For better stopping power the Challenger Hellcat’s brake rotors are larger than those on the C-Class Coupe:

 

Challenger R/T/AWD

Challenger Scat Pack

Challenger Hellcat

C-Class

AMG C 43

Front Rotors

13.6 inches

14.2 inches

15.4 inches

13 inches

14.2 inches

Rear Rotors

12.6 inches

13.8 inches

13.8 inches

11.8 inches

12.6 inches

The Challenger stops shorter than the C-Class Coupe:

 

Challenger

C-Class

 

60 to 0 MPH

108 feet

109 feet

Motor Trend

Tires and Wheels

For better traction, the Challenger has larger standard tires than the C-Class Coupe (235/55R18 vs. 225/45R18). The Challenger Widebody’s tires are larger than the largest tires available on the C-Class Coupe (305/35R20 vs. 225/45R18).

The Challenger Widebody’s tires provide better handling because they have a lower 35 series profile (height to width ratio) that provides a stiffer sidewall than the C-Class Coupe’s optional 40 series front tires.

For better ride, handling and brake cooling the Challenger offers optional 20-inch wheels. The C-Class Coupe’s largest wheels are only 19-inches.

Suspension and Handling

For a smoother ride and more stable handling, the Challenger’s wheelbase is 4.4 inches longer than on the C-Class Coupe (116.2 inches vs. 111.8 inches).

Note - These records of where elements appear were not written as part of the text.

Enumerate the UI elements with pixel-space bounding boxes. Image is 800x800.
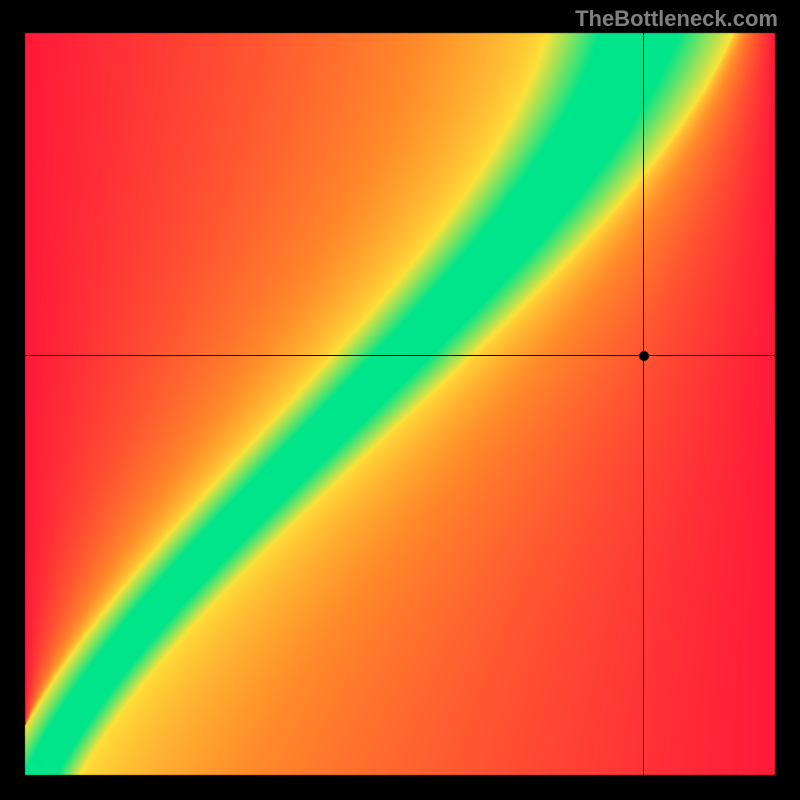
crosshair-horizontal (25, 355, 775, 356)
crosshair-vertical (643, 33, 644, 775)
watermark-text: TheBottleneck.com (575, 6, 778, 32)
marker-dot (639, 351, 649, 361)
bottleneck-heatmap (0, 0, 800, 800)
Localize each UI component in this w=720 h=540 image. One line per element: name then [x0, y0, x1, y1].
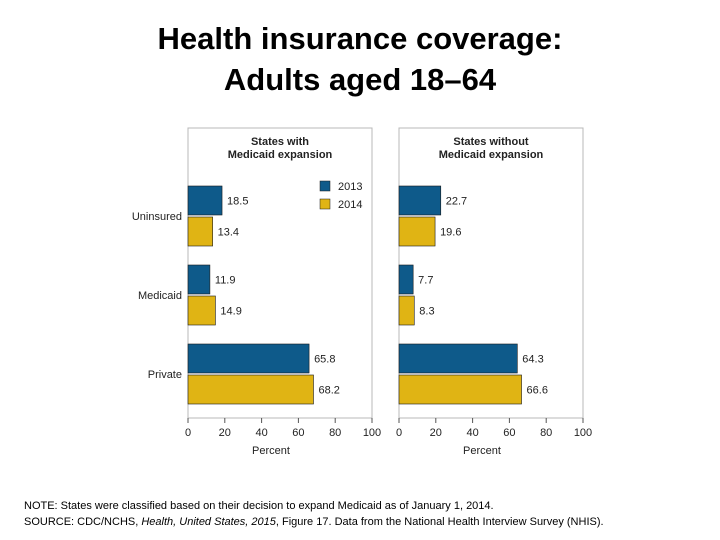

For better handling and stability, the average track (width between the wheels) on the Challenger is 2 inches wider in the front and 3.3 inches wider in the rear than the average track on the C-Class Coupe.

The Challenger Hellcat Redeye handles at .95 G’s, while the C 300 pulls only .91 G’s of cornering force in a Car and Driver skidpad test.

The Challenger SRT Hellcat executes Motor Trend’s “Figure Eight” maneuver 1.2 seconds quicker than the C 300 4MATIC (24.7 seconds @ .85 average G’s vs. 25.9 seconds @ .71 average G’s).

For better maneuverability, the Challenger Scat Pack’s turning circle is 1.9 feet tighter than the AMG C 43 Coupe’s (37.8 feet vs. 39.7 feet).

Chassis

To almost totally eliminate engine vibration in the passenger area, the Challenger has liquid-filled engine mounts. The liquid helps further dampen engine harshness. The C-Class Coupe uses conventional solid rubber engine mounts.

Passenger Space

Because it has more passenger and cargo room, the EPA rates the Challenger a Compact car, while the C-Class Coupe is rated a Subcompact.

The Challenger offers optional seating for 5 passengers; the C-Class Coupe can only carry 4.

The Challenger has 14.4 cubic feet more passenger volume than the C-Class Coupe (93.7 vs. 79.3).

The Challenger has .5 inches more front headroom, 3.7 inches more front shoulder room, 1.5 inches more rear headroom, 1.1 inches more rear legroom and 2.2 inches more rear shoulder room than the C-Class Coupe.

Cargo Capacity

The Challenger has a much larger trunk than the C-Class Coupe (16.2 vs. 10.5 cubic feet).

Towing

The Challenger has a 1000 lbs. towing capacity. The C-Class Coupe has no towing capacity.

Ergonomics

The Challenger’s instruments include an oil pressure gauge and a temperature gauge – which could save your engine! Often ‘idiot lights’ don’t warn you until damage has been done. The C-Class Coupe does not have an oil pressure gauge.

The Challenger has a standard center folding armrest for the rear passengers. A center armrest helps make rear passengers more comfortable. The C-Class Coupe doesn’t offer a rear seat center armrest.

Economic Advantages

Insurance will cost less for the Challenger owner. The Car Book by Jack Gillis rates the Challenger with a number “1” insurance rate while the C-Class Coupe is rated higher at a number “3” rate.

According to The Car Book by Jack Gillis, the Challenger is less expensive to operate than the C-Class Coupe because it costs $657 less to do the manufacturer’s suggested maintenance for 50,000 miles. Typical repairs cost much less on the Challenger than the C-Class Coupe, including $396 less for a water pump, $244 less for a starter, $140 less for fuel injection, $107 less for a fuel pump and $160 less for front struts.

Recommendations

J.D. Power and Associates rated the Challenger first among midsize sporty cars in owner reported satisfaction. This includes how well the vehicle performs and satisfies its owner’s expectations. The C-Class Coupe isn’t in the top three.

The Dodge Challenger outsold the Mercedes C-Class by 10% during 2018.